From Farm-to-Fork: <em>E. Coli</em> from an Intensive Pig Production System in South Africa Shows High Resistance to Critically Important Antibiotics for Human and Animal Use

Antibiotics (Basel). 2021 Feb 10;10(2):178. doi: 10.3390/antibiotics10020178.

ABSTRACT

Antibiotic resistance profiles of Escherichia coli were investigated in an intensive pig production system in the uMgungundlovu District, South Africa, using the 'farm-to-fork' approach. Four hundred seventeen (417) samples were collected from pig and pig products at different points (farm, transport, and abattoir). E. coli was isolated and enumerated using the Colilert® 18/Quanti-Tray® 2000 system. Ten isolates from each Quanti-tray were selected randomly and putatively identified on eosin methylene blue agar. Real-time PCR targeting the uidA gene was used to confirm isolates to the genus level. The Kirby-Bauer disc diffusion method was used to determine the isolates' antibiotic susceptibility profiles against 20 antibiotics. A total of 1044 confirmed E. coli isolates were obtained across the three critical points in the food chain. Resistance was observed to all the antibiotics tested with the highest and lowest rates obtained against tetracycline (88.5%) and meropenem (0.2%), respectively. Resistance was also observed to chloramphenicol (71.4%), ampicillin (71.1%), trimethoprim-sulfamethoxazole (61.3%), amoxicillin-clavulanate (43.8%), cephalexin (34.3%), azithromycin (23.9%), nalidixic acid (22.1%), cefoxitin (21.1%), ceftriaxone (18.9%), ciprofloxacin (17.3%), cefotaxime (16.9%), gentamicin (15.5%), cefepime (13.8%), ceftazidime (9.8%), amikacin (3.4%), piperacillin-tazobactam (1.2%), tigecycline (0.9%), and imipenem (0.3%). Multidrug resistance (MDR) was observed in 71.2% of the resistant isolates with an overall multiple antibiotic resistance (MAR) index of 0.25, indicating exposure to high antibiotic use environments at the farm level. A high percentage of resistance was observed to growth promoters and antibiotics approved for veterinary medicine in South Africa.

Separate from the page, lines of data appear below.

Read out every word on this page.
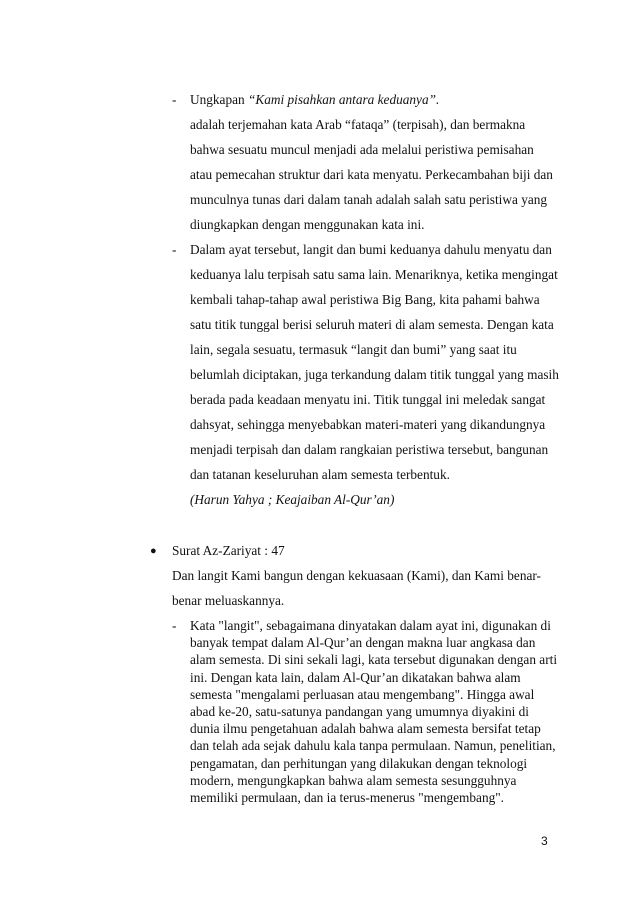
- Ungkapan “Kami pisahkan antara keduanya”.
adalah terjemahan kata Arab “fataqa” (terpisah), dan bermakna
bahwa sesuatu muncul menjadi ada melalui peristiwa pemisahan
atau pemecahan struktur dari kata menyatu. Perkecambahan biji dan
munculnya tunas dari dalam tanah adalah salah satu peristiwa yang
diungkapkan dengan menggunakan kata ini.
- Dalam ayat tersebut, langit dan bumi keduanya dahulu menyatu dan
keduanya lalu terpisah satu sama lain. Menariknya, ketika mengingat
kembali tahap-tahap awal peristiwa Big Bang, kita pahami bahwa
satu titik tunggal berisi seluruh materi di alam semesta. Dengan kata
lain, segala sesuatu, termasuk “langit dan bumi” yang saat itu
belumlah diciptakan, juga terkandung dalam titik tunggal yang masih
berada pada keadaan menyatu ini. Titik tunggal ini meledak sangat
dahsyat, sehingga menyebabkan materi-materi yang dikandungnya
menjadi terpisah dan dalam rangkaian peristiwa tersebut, bangunan
dan tatanan keseluruhan alam semesta terbentuk.
(Harun Yahya ; Keajaiban Al-Qur’an)
● Surat Az-Zariyat : 47
Dan langit Kami bangun dengan kekuasaan (Kami), dan Kami benar-
benar meluaskannya.
- Kata "langit", sebagaimana dinyatakan dalam ayat ini, digunakan di
banyak tempat dalam Al-Qur’an dengan makna luar angkasa dan
alam semesta. Di sini sekali lagi, kata tersebut digunakan dengan arti
ini. Dengan kata lain, dalam Al-Qur’an dikatakan bahwa alam
semesta "mengalami perluasan atau mengembang". Hingga awal
abad ke-20, satu-satunya pandangan yang umumnya diyakini di
dunia ilmu pengetahuan adalah bahwa alam semesta bersifat tetap
dan telah ada sejak dahulu kala tanpa permulaan. Namun, penelitian,
pengamatan, dan perhitungan yang dilakukan dengan teknologi
modern, mengungkapkan bahwa alam semesta sesungguhnya
memiliki permulaan, dan ia terus-menerus "mengembang".
3
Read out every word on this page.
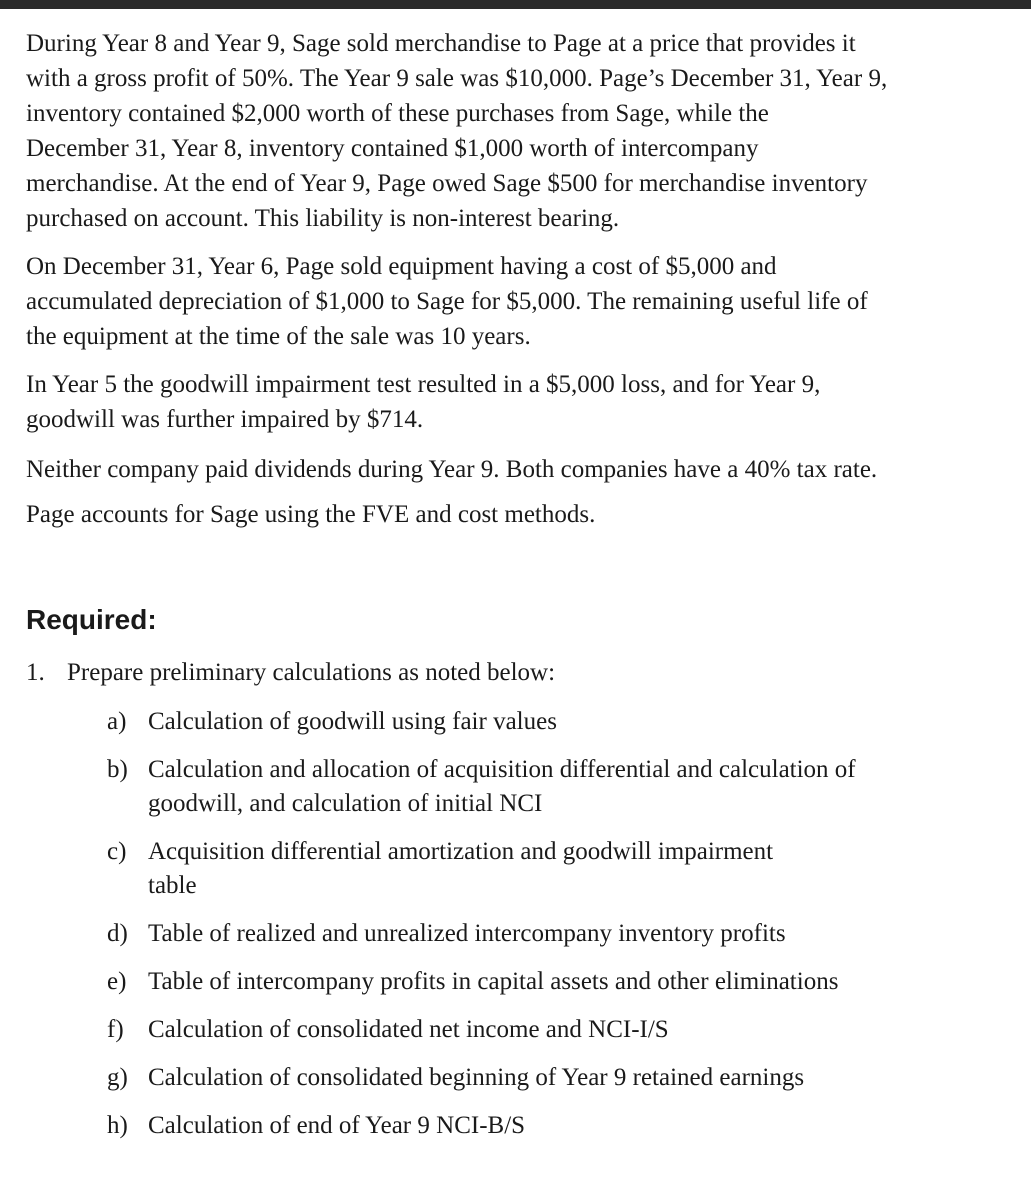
During Year 8 and Year 9, Sage sold merchandise to Page at a price that provides it
with a gross profit of 50%. The Year 9 sale was $10,000. Page’s December 31, Year 9,
inventory contained $2,000 worth of these purchases from Sage, while the
December 31, Year 8, inventory contained $1,000 worth of intercompany
merchandise. At the end of Year 9, Page owed Sage $500 for merchandise inventory
purchased on account. This liability is non-interest bearing.

On December 31, Year 6, Page sold equipment having a cost of $5,000 and
accumulated depreciation of $1,000 to Sage for $5,000. The remaining useful life of
the equipment at the time of the sale was 10 years.

In Year 5 the goodwill impairment test resulted in a $5,000 loss, and for Year 9,
goodwill was further impaired by $714.

Neither company paid dividends during Year 9. Both companies have a 40% tax rate.

Page accounts for Sage using the FVE and cost methods.

Required:
1. Prepare preliminary calculations as noted below:
a) Calculation of goodwill using fair values
b) Calculation and allocation of acquisition differential and calculation of
goodwill, and calculation of initial NCI
c) Acquisition differential amortization and goodwill impairment
table
d) Table of realized and unrealized intercompany inventory profits
e) Table of intercompany profits in capital assets and other eliminations
f) Calculation of consolidated net income and NCI-I/S
g) Calculation of consolidated beginning of Year 9 retained earnings
h) Calculation of end of Year 9 NCI-B/S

Of concern was resistance to critically important antibiotics for animal and human use and the watch and reserve categories of antibiotics. This could have adverse animal and human health consequences from a food safety perspective, necessitating efficient antibiotic stewardship and guidelines to streamline antibiotic use in the food-animal production chain.